Barbara Fields, in her influential article "Slavery, Race, and Ideology in the United States of America," New Left Review (May–June 1990), also argues that white Virginians had not yet developed a coherent ideology of race in the early colonial period. Like the Handlins, Fields stresses the degree of inequality among white people of English origin in the early seventeenth century in order to support the claim that Africans were neither uniquely nor inevitably bound for the deprivation of their freedom. She writes, "Whatever truths may have appeared self-evident in those days, neither an inalienable right to life and liberty nor the founding of government on the consent of the governed was among them. . . . Neither white skin nor English nationality protected servants from the grossest forms of brutality and exploitation" (102). Fields argues that the ideology of race emerged at a "discernable historical moment for rationally understandable historical reasons," and, like Foner, she identifies the American Revolution as this crucial moment: "American racial ideology is as original an invention as is the United States itself. Those holding liberty to be inalienable and holding Afro-Americans as slaves were bound to end by holding race to be a self-evident truth" (101). In their discussions of the relationship between the enslavement of African Americans and the development of American democracy, Fields and Foner echo the work of Edmund Morgan, American Slavery, American Freedom: The Ordeal of Colonial Virginia (New York: Norton, 1975). Morgan, Fields, and Foner all contend that slavery was not simply an exception to the development of democracy for white people; for the large numbers of Americans who supported the existence of slavery, the enslavement of black Africans was the very basis for the freedom of white people.

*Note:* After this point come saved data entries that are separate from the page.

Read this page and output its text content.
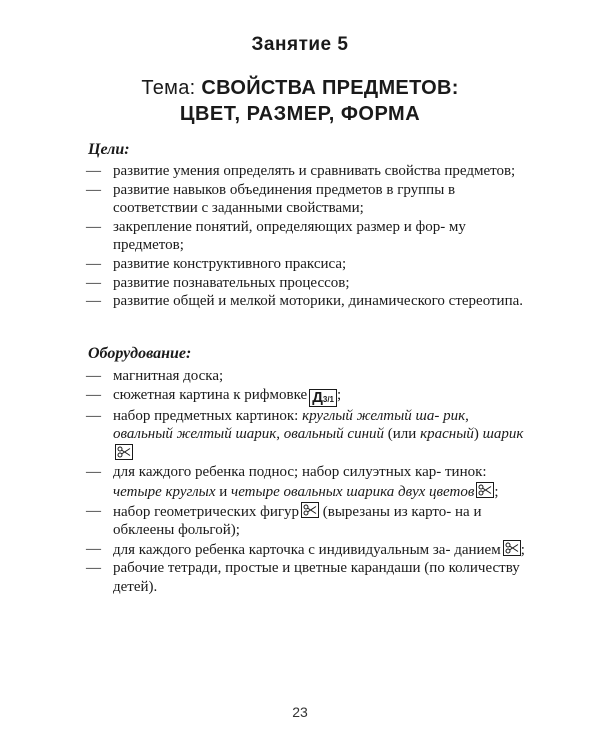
Занятие 5
Тема: СВОЙСТВА ПРЕДМЕТОВ:
ЦВЕТ, РАЗМЕР, ФОРМА
Цели:
— развитие умения определять и сравнивать свойства предметов;
— развитие навыков объединения предметов в группы в соответствии с заданными свойствами;
— закрепление понятий, определяющих размер и фор- му предметов;
— развитие конструктивного праксиса;
— развитие познавательных процессов;
— развитие общей и мелкой моторики, динамического стереотипа.
Оборудование:
— магнитная доска;
— сюжетная картина к рифмовке Д3/1 ;
— набор предметных картинок: круглый желтый ша- рик, овальный желтый шарик, овальный синий (или красный) шарик
— для каждого ребенка поднос; набор силуэтных кар- тинок: четыре круглых и четыре овальных шарика двух цветов ;
— набор геометрических фигур
(вырезаны из карто- на и обклеены фольгой);
— для каждого ребенка карточка с индивидуальным за- данием ;
— рабочие тетради, простые и цветные карандаши (по количеству детей).
23
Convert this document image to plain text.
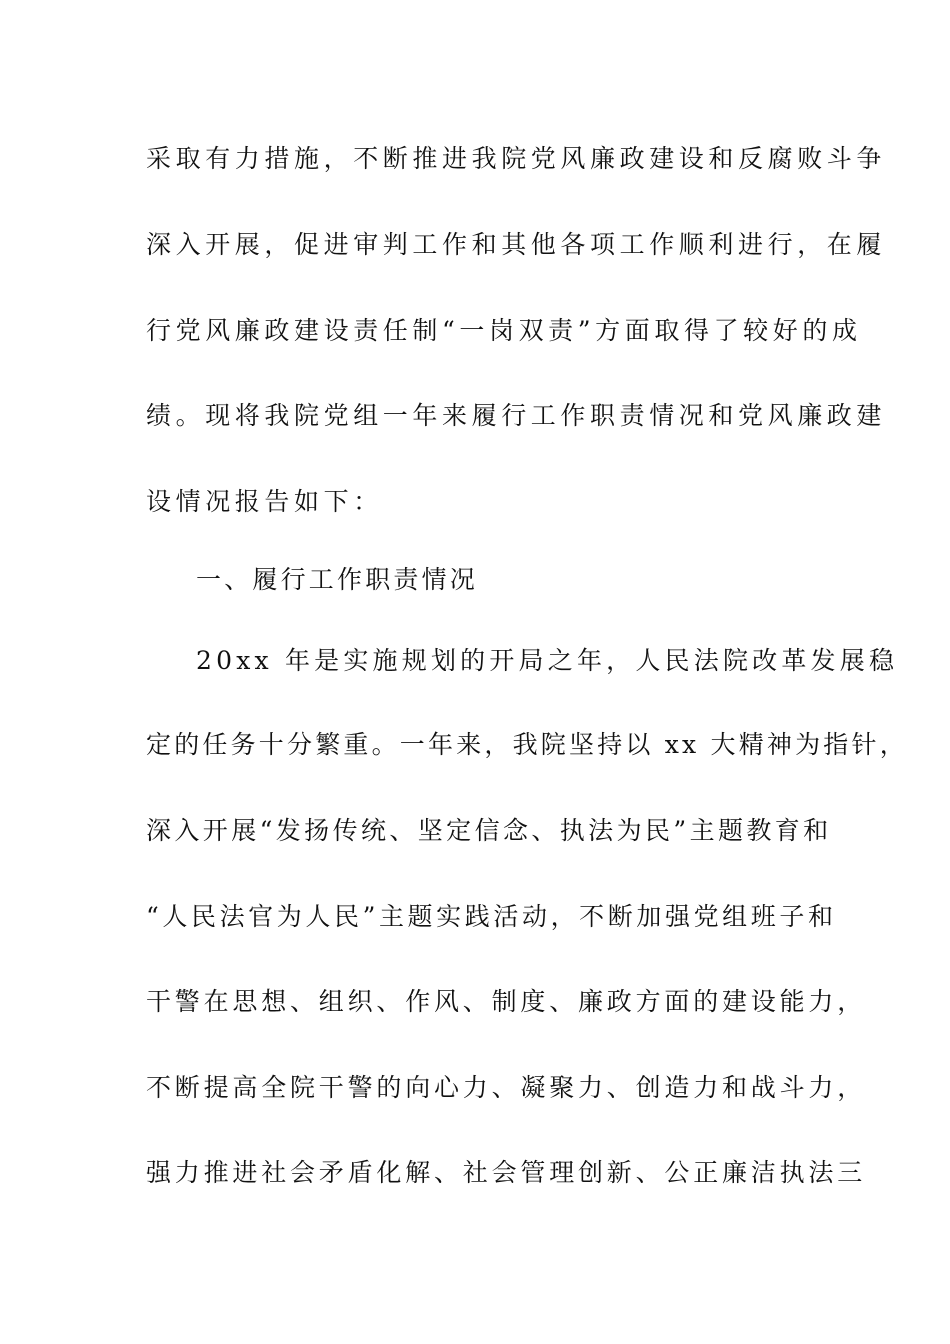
采取有力措施，不断推进我院党风廉政建设和反腐败斗争
深入开展，促进审判工作和其他各项工作顺利进行，在履
行党风廉政建设责任制“一岗双责”方面取得了较好的成
绩。现将我院党组一年来履行工作职责情况和党风廉政建
设情况报告如下：
一、履行工作职责情况
20xx 年是实施规划的开局之年，人民法院改革发展稳
定的任务十分繁重。一年来，我院坚持以 xx 大精神为指针，
深入开展“发扬传统、坚定信念、执法为民”主题教育和
“人民法官为人民”主题实践活动，不断加强党组班子和
干警在思想、组织、作风、制度、廉政方面的建设能力，
不断提高全院干警的向心力、凝聚力、创造力和战斗力，
强力推进社会矛盾化解、社会管理创新、公正廉洁执法三
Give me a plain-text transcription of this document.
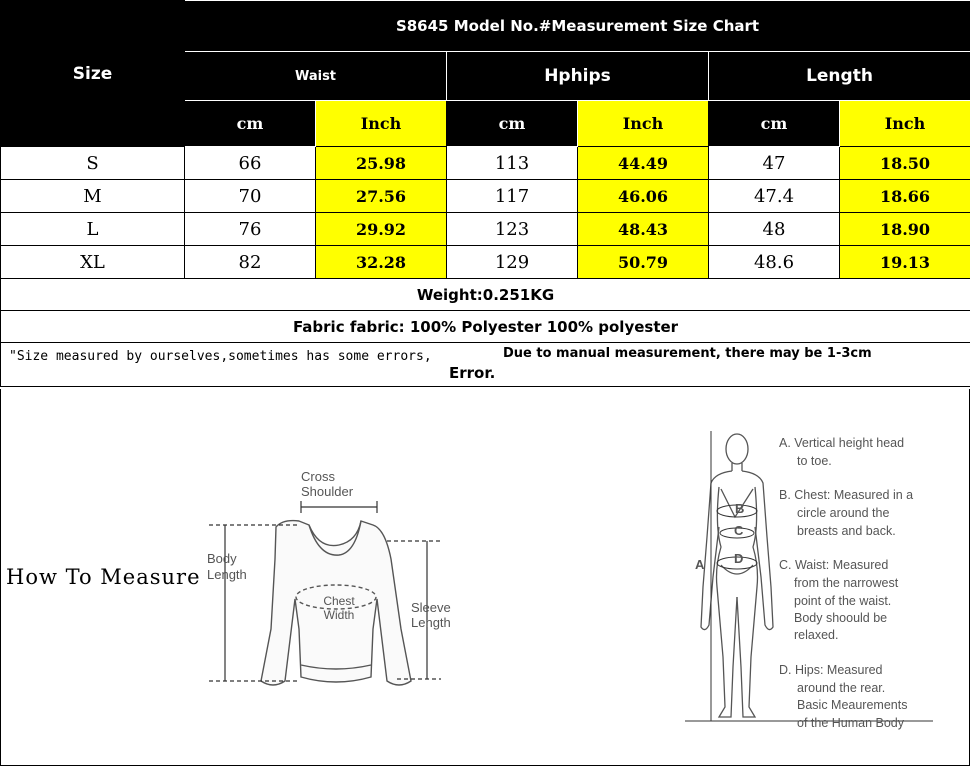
Size	S8645 Model No.#Measurement Size Chart					
	Waist		Hphips		Length	
	cm	Inch	cm	Inch	cm	Inch
S	66	25.98	113	44.49	47	18.50
M	70	27.56	117	46.06	47.4	18.66
L	76	29.92	123	48.43	48	18.90
XL	82	32.28	129	50.79	48.6	19.13
Weight:0.251KG						
Fabric fabric: 100% Polyester 100% polyester						

"Size measured by ourselves,sometimes has some errors, Due to manual measurement, there may be 1-3cm
Error.						
How To Measure
Cross
Shoulder
Body
Length
Chest
Width	Sleeve
Length
B
C
D
A
A. Vertical height head
to toe.
B. Chest: Measured in a
circle around the
breasts and back.
C. Waist: Measured
from the narrowest
point of the waist.
Body shoould be
relaxed.
D. Hips: Measured
around the rear.
Basic Meaurements
of the Human Body
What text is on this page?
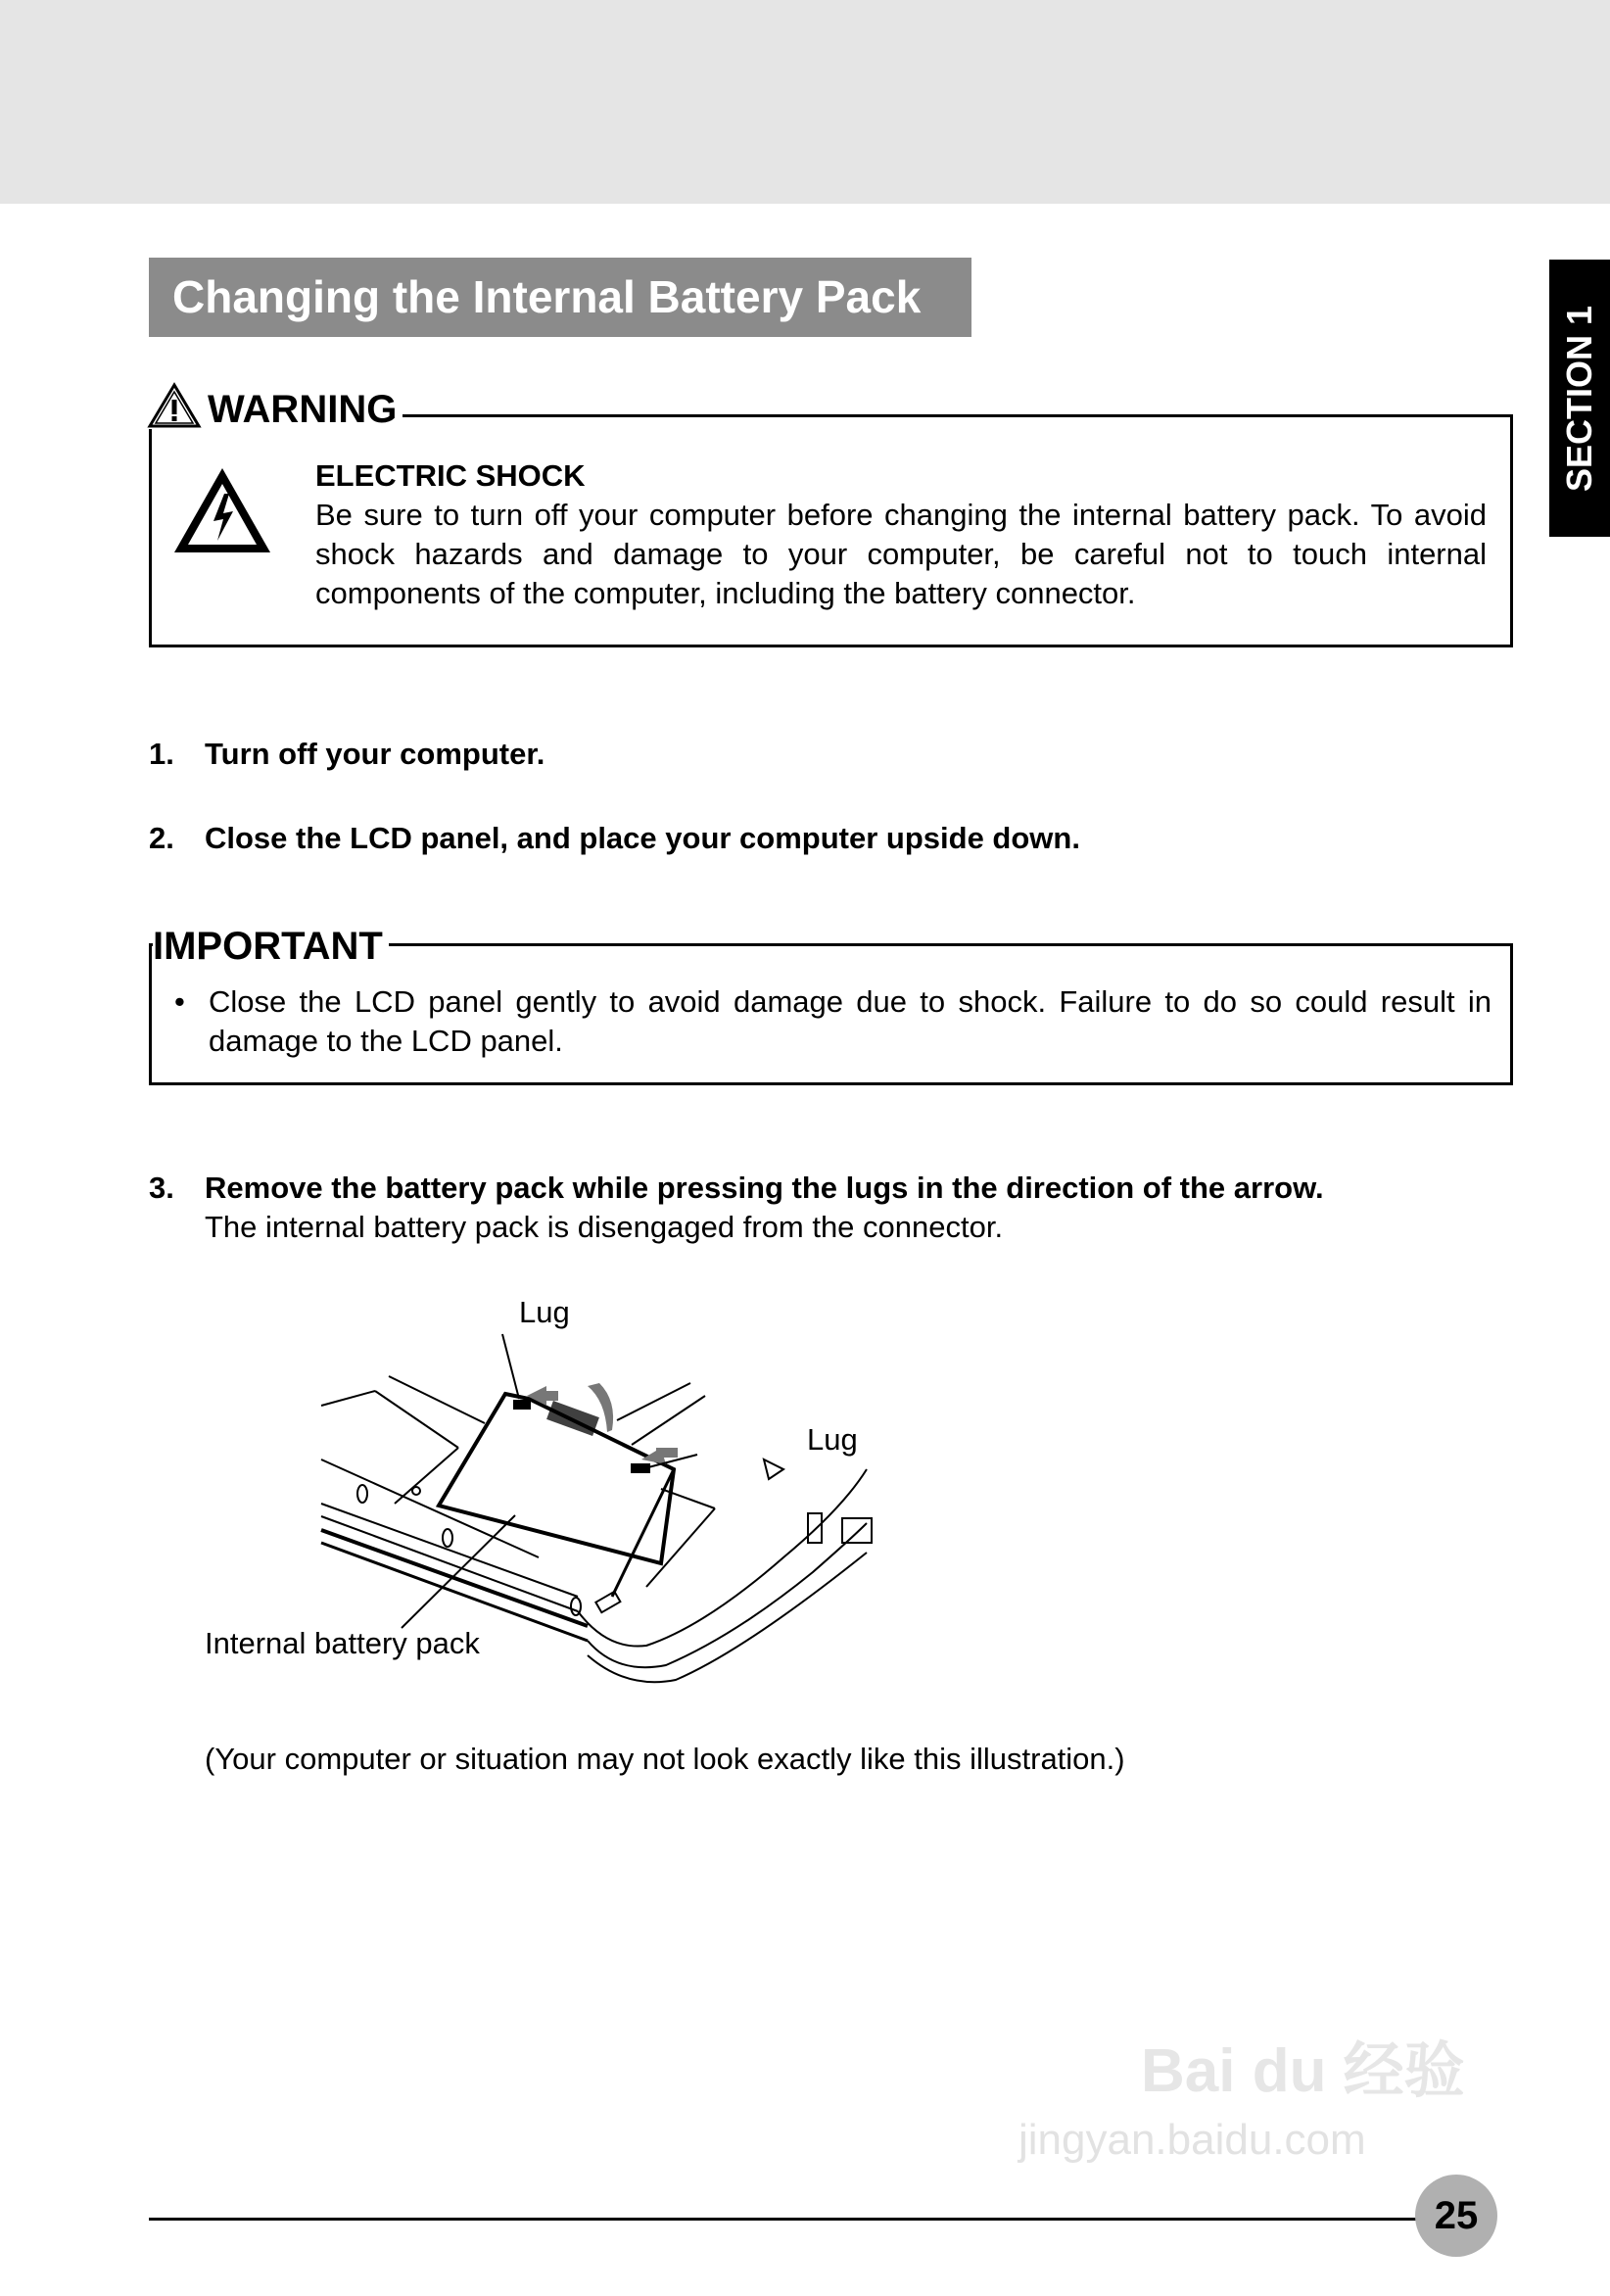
Changing the Internal Battery Pack
SECTION 1
WARNING
ELECTRIC SHOCK
Be sure to turn off your computer before changing the internal battery pack. To avoid shock hazards and damage to your computer, be careful not to touch internal components of the computer, including the battery connector.
1. Turn off your computer.
2. Close the LCD panel, and place your computer upside down.
IMPORTANT
• Close the LCD panel gently to avoid damage due to shock. Failure to do so could result in damage to the LCD panel.
3. Remove the battery pack while pressing the lugs in the direction of the arrow.
The internal battery pack is disengaged from the connector.
Lug
Lug
Internal battery pack
(Your computer or situation may not look exactly like this illustration.)
Bai du 经验
jingyan.baidu.com
25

On the other hand, Winthrop Jordan, in White over Black: American Attitudes towards the Negro (Chapel Hill: University of North Carolina, 1968), emphasizes sixteenth-century travel accounts that reveal the English held a deep-seated prejudice toward Africans—on the basis of color as well as religion—before slavery began, and therefore from the very outset the English saw Africans as being particularly suited to slavery. While Foner, the Handlins, Fields, and Morgan interpret the laws of the 1660s and 1670s that codified slavery as evidence that the status of people of African descent remained fluid and ambiguous for almost fifty years, Jordan argues that such laws merely established de jure what had generally existed from the beginning of colonization. In Jordan's analysis, slavery and racial prejudice were equally a matter of cause and effect; racial prejudice predated slavery and was its crucial prerequisite.